$M$ is a $C^\infty$-manifold, and all functions, vector fields and differential forms on $M$ are $C^\infty$.
Let $p \in M$, and let $v \in T_pM$. Prove that $v(\phi) = d\phi_p(v)$, for all real valued functions $\phi$ on $M$.
Using Chapter 3 definition 4 from do Carmo's Differential Forms and Applications:
Let $M_1^n$ and $M_2^n$ be differentiable manifolds and let $\phi: M_1 \rightarrow M_2$ be a differentiable map.

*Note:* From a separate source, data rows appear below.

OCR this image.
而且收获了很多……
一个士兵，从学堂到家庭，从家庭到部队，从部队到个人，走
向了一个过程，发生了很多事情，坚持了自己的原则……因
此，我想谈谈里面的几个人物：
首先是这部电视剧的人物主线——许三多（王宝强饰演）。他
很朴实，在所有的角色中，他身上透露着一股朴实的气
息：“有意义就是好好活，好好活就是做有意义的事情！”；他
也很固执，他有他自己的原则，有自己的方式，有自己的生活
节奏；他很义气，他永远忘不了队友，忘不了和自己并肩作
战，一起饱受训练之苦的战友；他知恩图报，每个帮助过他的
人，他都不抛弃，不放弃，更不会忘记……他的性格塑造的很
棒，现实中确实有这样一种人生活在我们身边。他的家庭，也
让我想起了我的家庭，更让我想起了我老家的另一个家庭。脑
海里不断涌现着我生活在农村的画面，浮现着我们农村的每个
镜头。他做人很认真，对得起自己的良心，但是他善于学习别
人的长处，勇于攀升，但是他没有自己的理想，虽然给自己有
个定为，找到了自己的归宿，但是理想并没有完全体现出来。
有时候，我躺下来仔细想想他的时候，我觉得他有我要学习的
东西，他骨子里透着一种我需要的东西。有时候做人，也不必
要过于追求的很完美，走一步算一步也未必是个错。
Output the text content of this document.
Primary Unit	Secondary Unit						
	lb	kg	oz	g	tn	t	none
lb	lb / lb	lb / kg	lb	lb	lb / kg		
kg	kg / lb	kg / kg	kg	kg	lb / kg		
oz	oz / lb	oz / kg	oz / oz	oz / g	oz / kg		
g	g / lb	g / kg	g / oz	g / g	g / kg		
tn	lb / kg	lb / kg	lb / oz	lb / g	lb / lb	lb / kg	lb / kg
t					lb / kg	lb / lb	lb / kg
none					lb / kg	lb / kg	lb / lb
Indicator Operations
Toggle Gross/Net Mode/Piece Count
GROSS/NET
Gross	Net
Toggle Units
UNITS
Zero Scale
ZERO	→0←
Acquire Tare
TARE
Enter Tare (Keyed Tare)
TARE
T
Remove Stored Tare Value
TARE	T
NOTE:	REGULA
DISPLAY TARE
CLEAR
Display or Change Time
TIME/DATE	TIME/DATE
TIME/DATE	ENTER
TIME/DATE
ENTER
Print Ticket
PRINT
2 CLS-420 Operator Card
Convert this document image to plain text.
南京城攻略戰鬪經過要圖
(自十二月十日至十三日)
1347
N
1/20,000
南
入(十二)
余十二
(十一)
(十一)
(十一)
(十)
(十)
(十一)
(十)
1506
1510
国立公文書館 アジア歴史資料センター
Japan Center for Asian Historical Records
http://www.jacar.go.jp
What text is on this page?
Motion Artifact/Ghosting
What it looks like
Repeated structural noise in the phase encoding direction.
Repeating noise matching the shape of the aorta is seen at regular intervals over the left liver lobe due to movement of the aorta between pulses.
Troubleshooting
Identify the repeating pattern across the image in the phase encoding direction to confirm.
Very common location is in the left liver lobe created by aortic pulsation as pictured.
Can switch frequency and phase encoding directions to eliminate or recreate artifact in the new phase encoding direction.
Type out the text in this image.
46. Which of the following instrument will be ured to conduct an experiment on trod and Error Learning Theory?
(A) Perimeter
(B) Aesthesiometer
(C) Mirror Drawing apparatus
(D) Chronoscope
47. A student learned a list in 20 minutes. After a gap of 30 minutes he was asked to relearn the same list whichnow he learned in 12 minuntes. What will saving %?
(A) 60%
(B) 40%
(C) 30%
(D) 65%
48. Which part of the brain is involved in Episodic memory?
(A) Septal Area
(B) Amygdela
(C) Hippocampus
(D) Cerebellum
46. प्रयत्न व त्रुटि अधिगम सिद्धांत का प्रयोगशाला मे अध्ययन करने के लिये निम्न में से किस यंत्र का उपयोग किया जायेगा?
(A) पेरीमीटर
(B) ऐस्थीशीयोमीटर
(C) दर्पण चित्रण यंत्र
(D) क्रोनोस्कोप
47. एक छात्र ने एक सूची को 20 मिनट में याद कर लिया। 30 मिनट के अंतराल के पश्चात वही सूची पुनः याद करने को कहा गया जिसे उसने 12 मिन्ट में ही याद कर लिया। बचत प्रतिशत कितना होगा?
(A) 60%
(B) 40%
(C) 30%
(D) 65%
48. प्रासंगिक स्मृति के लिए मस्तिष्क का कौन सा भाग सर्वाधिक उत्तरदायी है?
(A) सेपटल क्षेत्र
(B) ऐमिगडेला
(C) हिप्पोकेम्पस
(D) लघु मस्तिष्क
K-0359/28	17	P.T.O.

For each $p \in M$, the differential of $\phi$ at $p$ is the linear map $d\phi_p: T_pM_1 \rightarrow T_pM_2$ which associates to each $v \in T_pM_1$ the vector $d\phi_p(v) \in T_{\phi(p)}M_2$ defined as followes: Choose a differentiable curve $\alpha: (-\epsilon, \epsilon) \rightarrow M_1$, with $\alpha(0) = p,$ $\alpha'(0) = v;$ then $d\phi_p(v) = (\phi \circ \alpha)'(0).$
\begin{equation} v(\phi) = \alpha'(0)\phi = \alpha'(0)\phi + 0 = \alpha'(0)\phi + \phi'\alpha(0) = (\phi \circ \alpha)'_p(0) = \phi'v = d\phi_pv \end{equation} Can I just write my solution like this, or do I need to explain more. I'm pretty new to this notation so I have a hard time to figure out when to write the p, or when you can leave it out.